Rechercher
Rechercher

Lifestyle - Pendant ce temps, ailleurs...

À l’Opéra de Paris, des danseurs étrangers font la fierté de l’école française

Bianca Scudamore, 19 ans, a été qualifiée de « Baby Ballerina » en raison de sa précocité. Joël Saget/AFP

Dans son Australie natale, devant YouTube, elle caressait le rêve impossible de rejoindre le mythique ballet de l’Opéra de Paris. Aujourd’hui, à 19 ans, Bianca Scudamore est l’étoile montante de cette compagnie où une génération cosmopolite commence à se faire un nom.

Contrairement au Royal Ballet en Grande-Bretagne ou à l’American Ballet Theatre aux États-Unis, la compagnie de l’Opéra embauche rarement hors de France : sur les 154 artistes, seuls 25 viennent de l’étranger. Ces visages venus d’ailleurs ont toutefois réussi à gravir ces dernières années les échelons très hiérarchiques de la compagnie, parfois sans même passer par l’école qui lui est rattachée – chose impensable par le passé –, comme l’Argentine Ludmila Pagliero, devenue la première étoile latino-américaine de l’Opéra en 2012.

Lors de son bref mandat (2015-2016), l’ex-directeur de la danse Benjamin Millepied, qui a fait sa carrière aux États-Unis, a appelé à plus de diversité dans la compagnie et mis en avant des danseurs non français. Rencontre avec quatre de ces danseurs venus de l’autre bout du monde pour rejoindre la compagnie fondée par Louis XIV et défendre le style français.
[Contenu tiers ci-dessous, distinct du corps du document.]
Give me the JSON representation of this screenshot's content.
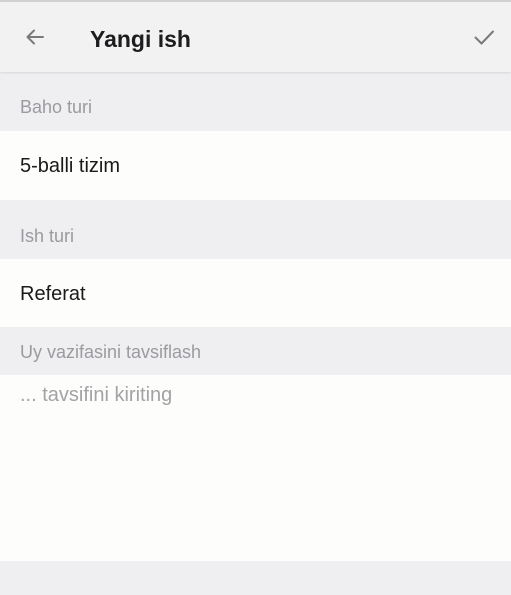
{
  "header": {
    "title": "Yangi ish",
    "back_icon": "arrow-left-icon",
    "confirm_icon": "checkmark-icon"
  },
  "form": {
    "grade_type": {
      "label": "Baho turi",
      "value": "5-balli tizim"
    },
    "work_type": {
      "label": "Ish turi",
      "value": "Referat"
    },
    "description": {
      "label": "Uy vazifasini tavsiflash",
      "placeholder": "... tavsifini kiriting",
      "value": ""
    }
  },
  "colors": {
    "toolbar_bg": "#f2f2f2",
    "page_bg": "#efeff2",
    "field_bg": "#fdfdfb",
    "label_text": "#9b9b9f",
    "value_text": "#1a1a1a"
  }
}
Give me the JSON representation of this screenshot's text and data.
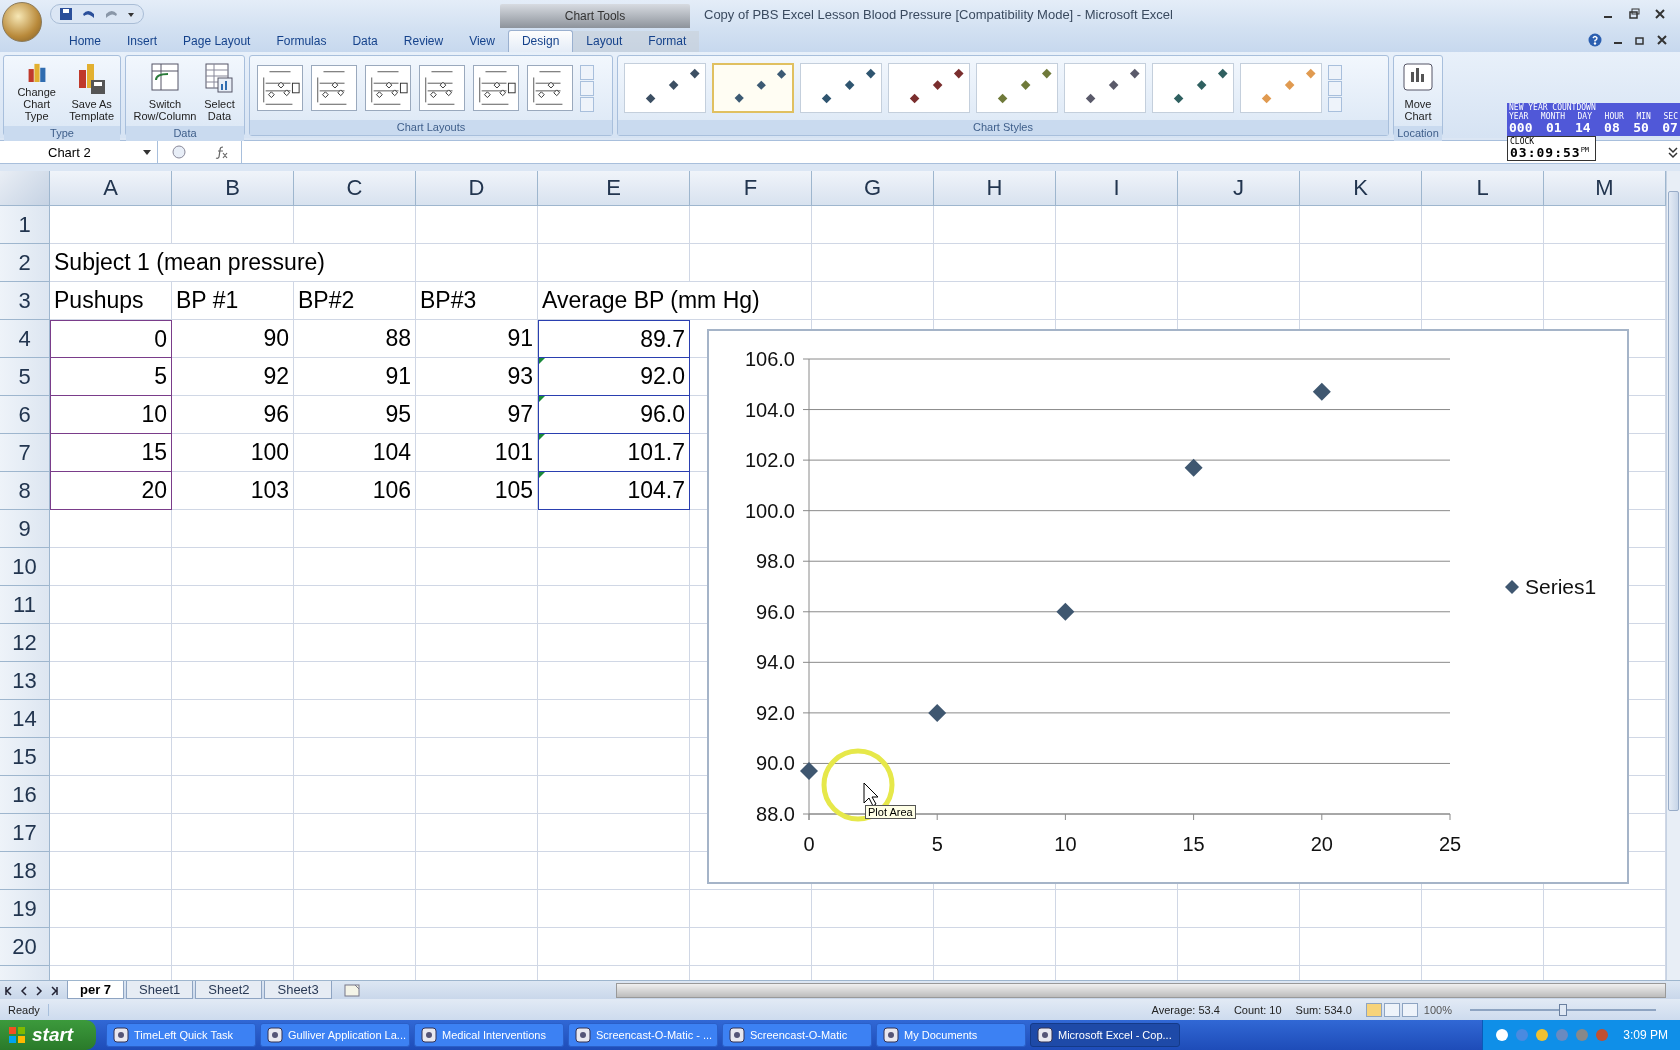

Bianca Scudamore, future star australe

Elle a été qualifiée de « Baby Ballerina » en raison de sa précocité. À 19 ans, la prodige est à deux grades du titre suprême. Dès l’âge de trois ans, Bianca Scudamore danse dans sa Brisbane natale avant de se lancer dans le classique selon la méthode anglaise de la Royal Academy of Dance. Mais son but, c’est Paris. « Je regardais beaucoup de vidéos du ballet de l’Opéra sur YouTube », raconte la danseuse blonde au visage enfantin et aux yeux rieurs. À 14 ans, elle passe une audition pour entrer à l’école de l’Opéra, malgré les doutes de sa professeure. « Elle m’a dit : les étrangers peuvent difficilement intégrer cette école, tu n’auras aucune chance. » Pari gagné pourtant. Mais elle doit s’adapter à l’école française, la plus ancienne des traditions. « Les mouvements de pieds sont beaucoup plus rapides et difficiles, on doit faire attention aux épaulements. » L’exigence des professeurs, l’éloignement de sa famille, rien ne la fait craquer. Elle confie au début avoir « pleuré presque chaque nuit ». « Mais le ballet m’a gardée motivée. » Danseuse millennial, elle a 16 000 followers sur Instagram et s’inspire toujours de YouTube. « Mais je ne copie personne, car la danse, ça vient de l’intérieur. »

Sae Eun Park, l’élégance « made in Seoul »

Pour cette « première danseuse » coréenne de 29 ans, l’arrivée à Paris a été un rien brutale. « Avec le Korean National Ballet, j’étais soliste et je dansais les principaux rôles », affirme la jeune femme longiligne à la voix timide. « Entrée à l’Opéra, j’étais en CDD et j’étais tout le temps dans les coulisses, mais j’ai beaucoup appris. » Si différents styles sont associés à des pays occidentaux ou la Russie, il n’y a pas d’école dite asiatique et Park a été formée par des danseuses russes selon le style Vaganova dans son Séoul natal. Prix de Lausanne à 17 ans et médaille d’or à Varna, cette fille d’une pianiste et d’un employé chez Samsung découvre le style français lors d’un cours donné par un ex-danseur coréen de l’Opéra. « Ça a été une révélation », dit-elle. « Vaganova, c’est plus le haut du corps. Avec le style français, qui repose plus sur le travail des pieds, la technique m’est venue plus naturellement. » Mais elle se souvient d’un conseil d’une ancienne professeure russe : « Elle m’a dit : n’oublie pas que malgré les différences de style, l’important est ce qu’on exprime de l’intérieur. »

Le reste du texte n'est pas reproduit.